International career^{‡}
- 2015: Honduras U17 / 2 / (0)
- 2022–: Honduras / 3 / (0)

= Wisdom Quaye =

Honduran footballer (born 1998)

Wisdom Niiayitey Quaye July (born 8 April 1998) is a Honduran professional footballer who plays as a defender for Real España and the Honduras national team.

==Early life==
Quaye was born on 8 April 1998. Born in La Ceiba, Honduras, he is a native of Puerto Castilla, Honduras and is of Ghanaian descent through his father.

==Club career==
As a youth player, Quaye joined the youth academy of Vida and was promoted to the club's seniior team in 2015, where he made fifty-one league appearances and scored two goals.

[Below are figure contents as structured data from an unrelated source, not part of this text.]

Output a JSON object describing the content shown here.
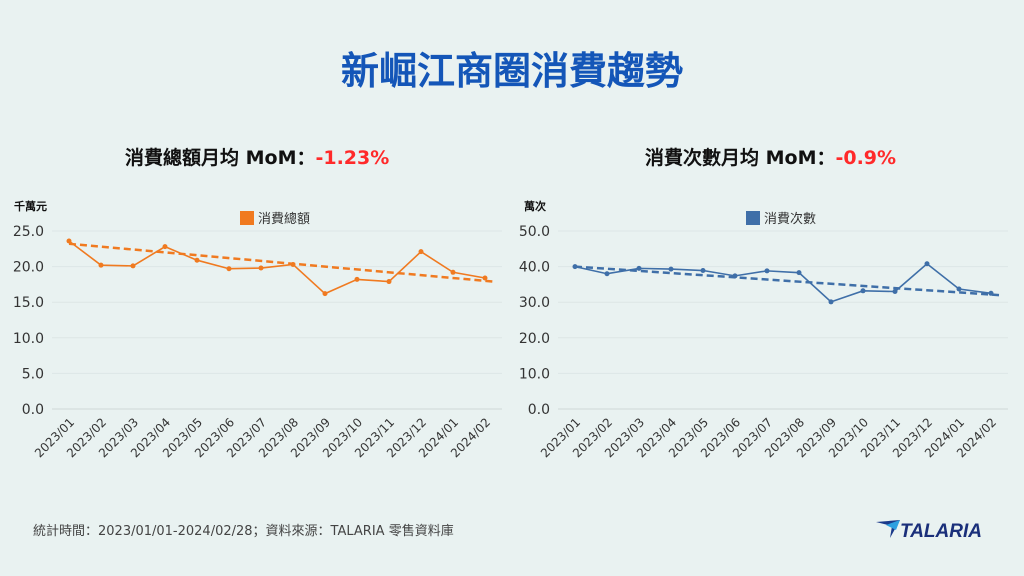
{
  "title": "新崛江商圈消費趨勢",
  "footer": "統計時間：2023/01/01-2024/02/28；資料來源：TALARIA 零售資料庫",
  "logo_text": "TALARIA",
  "chart_data": [
    {
      "type": "line",
      "subtitle": "消費總額月均  MoM：",
      "mom": "-1.23%",
      "ylabel": "千萬元",
      "categories": [
        "2023/01",
        "2023/02",
        "2023/03",
        "2023/04",
        "2023/05",
        "2023/06",
        "2023/07",
        "2023/08",
        "2023/09",
        "2023/10",
        "2023/11",
        "2023/12",
        "2024/01",
        "2024/02"
      ],
      "series": [
        {
          "name": "消費總額",
          "values": [
            23.6,
            20.2,
            20.1,
            22.8,
            20.9,
            19.7,
            19.8,
            20.3,
            16.2,
            18.2,
            17.9,
            22.1,
            19.2,
            18.4
          ]
        }
      ],
      "trendline": [
        23.2,
        17.9
      ],
      "ylim": [
        0,
        25
      ],
      "yticks": [
        "0.0",
        "5.0",
        "10.0",
        "15.0",
        "20.0",
        "25.0"
      ],
      "grid": true,
      "legend": "top-center",
      "color": "#f07a20"
    },
    {
      "type": "line",
      "subtitle": "消費次數月均  MoM：",
      "mom": "-0.9%",
      "ylabel": "萬次",
      "categories": [
        "2023/01",
        "2023/02",
        "2023/03",
        "2023/04",
        "2023/05",
        "2023/06",
        "2023/07",
        "2023/08",
        "2023/09",
        "2023/10",
        "2023/11",
        "2023/12",
        "2024/01",
        "2024/02"
      ],
      "series": [
        {
          "name": "消費次數",
          "values": [
            40.0,
            38.0,
            39.5,
            39.3,
            38.9,
            37.4,
            38.8,
            38.3,
            30.1,
            33.2,
            33.0,
            40.8,
            33.7,
            32.5
          ]
        }
      ],
      "trendline": [
        40.0,
        32.0
      ],
      "ylim": [
        0,
        50
      ],
      "yticks": [
        "0.0",
        "10.0",
        "20.0",
        "30.0",
        "40.0",
        "50.0"
      ],
      "grid": true,
      "legend": "top-center",
      "color": "#3f6fa8"
    }
  ]
}
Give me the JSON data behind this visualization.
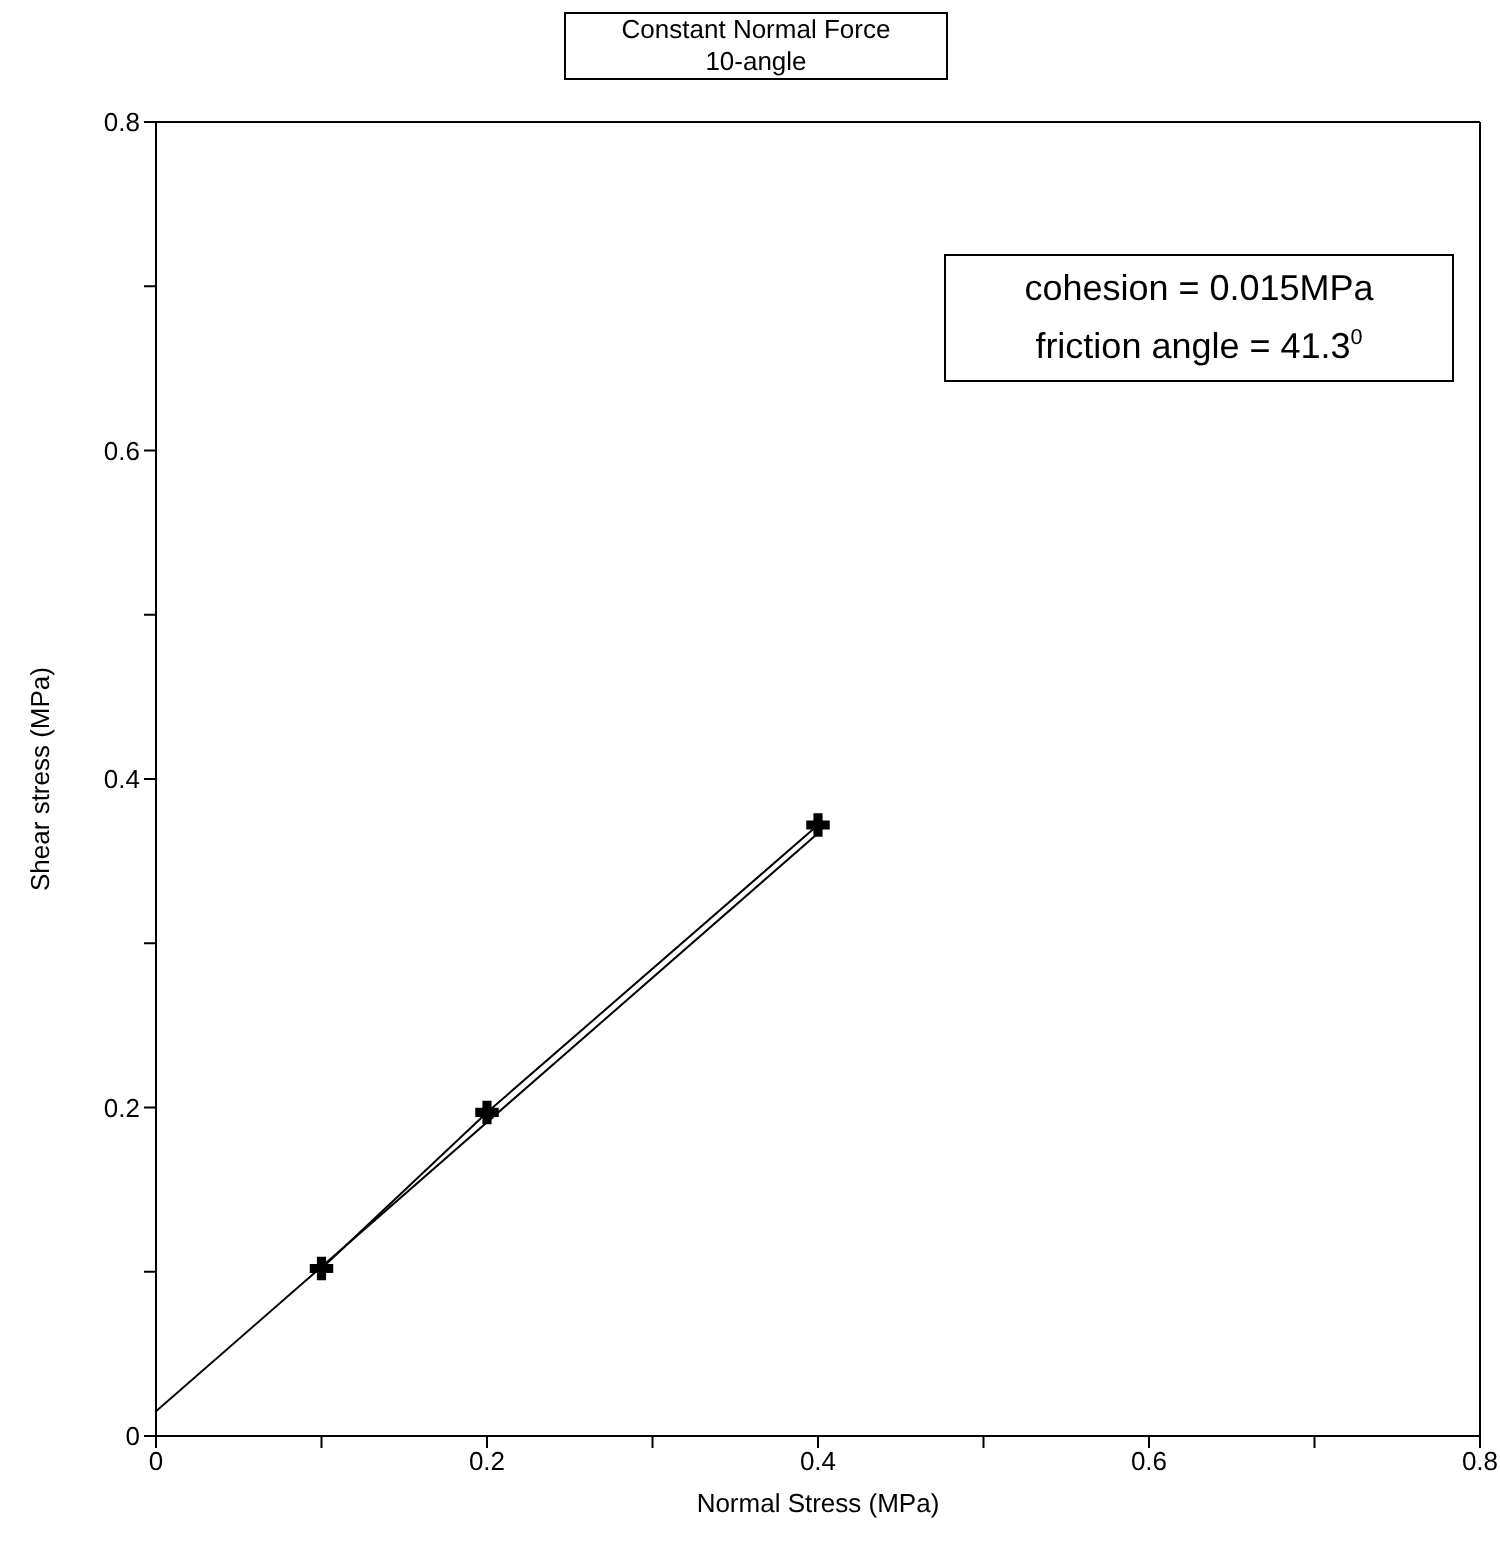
{
  "chart_data": {
    "type": "line",
    "title": "Constant Normal Force",
    "subtitle": "10-angle",
    "xlabel": "Normal Stress (MPa)",
    "ylabel": "Shear stress (MPa)",
    "annotations": [
      "cohesion = 0.015MPa",
      "friction angle = 41.3$^{0}$"
    ],
    "xlim": [
      0,
      0.8
    ],
    "ylim": [
      0,
      0.8
    ],
    "xticks": [
      0,
      {
        "value": 0.1,
        "label": null
      },
      0.2,
      {
        "value": 0.3,
        "label": null
      },
      0.4,
      {
        "value": 0.5,
        "label": null
      },
      0.6,
      {
        "value": 0.7,
        "label": null
      },
      0.8
    ],
    "yticks": [
      0,
      {
        "value": 0.1,
        "label": null
      },
      0.2,
      {
        "value": 0.3,
        "label": null
      },
      0.4,
      {
        "value": 0.5,
        "label": null
      },
      0.6,
      {
        "value": 0.7,
        "label": null
      },
      0.8
    ],
    "grid": false,
    "series": [
      {
        "color": "#000000",
        "marker": "cross",
        "x": [
          0.1,
          0.2,
          0.4
        ],
        "values": [
          0.102,
          0.197,
          0.372
        ]
      },
      {
        "color": "#000000",
        "marker": "none",
        "x": [
          0,
          0.4
        ],
        "values": [
          0.015,
          0.367
        ]
      }
    ]
  }
}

In 2021, he signed for Real España. Subsequently, he was sent on loan to Victoria in 2024, where he made sixteen league appearances and scored zero goals.

==International career==
Quaye is a Honduras international. During the summer of 2015, he played for the Honduras national under-17 football team at the 2015 FIFA U-17 World Cup.